Still, she survived the cattle cars, a disease-ridden prison camp, jail (this several times), and the iron curtain. A sense of culture, strong family ties, and a personality so strong she could stare down a murderous German soldier served Rogers well. Mack writes, "Rita's life stands as a challenge to those explanations of the personalities of strong and creative individuals which rely heavily on theories of intrapsychic conflict and strength derived from early hardship." But in the end, even Mack must admit that luck was foremost. Any one of the Rogers's qualities could have meant death for her.

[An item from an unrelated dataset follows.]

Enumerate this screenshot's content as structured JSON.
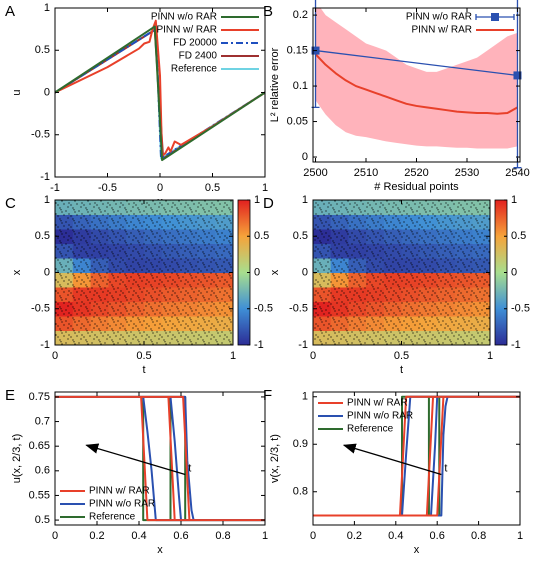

Though Mack's psychological profile is provacative, he doesn't leave it at that. He also describes eastern European (particularly Jewish) culture. Ironically, before the war, Rogers's family thought it cultured and intellectual to speak German, to read German books and listen to German opera. This early indoctrination is part of Rita's "international" personality today; she feels no animosity for the Germans or for any other culture. Mixed within her bad memories are also good ones, of a German who saved her from drowning, of the faces of two soldiers who her family tried to rescue, of the Russians who liberated the prison camp.

Mack gives a detailed history of eastern Europe and the tossing around of small countries, the bargains made between powers and the events surrounding the closing of the iron curtain. And this is not a purely American viewpoint either; we see through the eyes of the people left behind, or those whose family and friends were long dead when we entered the war.

When I read "The Alchemy of Survival," I knew what the two people behind this book had in mind. I thought of a memorial statue, one fashioned almost crudely, one that shows the honored in unpretentious clothes, captured in a human pose, with a gleam in the eye and an aura of comradeship. Far from belittling, the fully-formed representation shows us the true heroism of one of our own.

    Wendy L. Smith teaches English at San Diego Miramar College.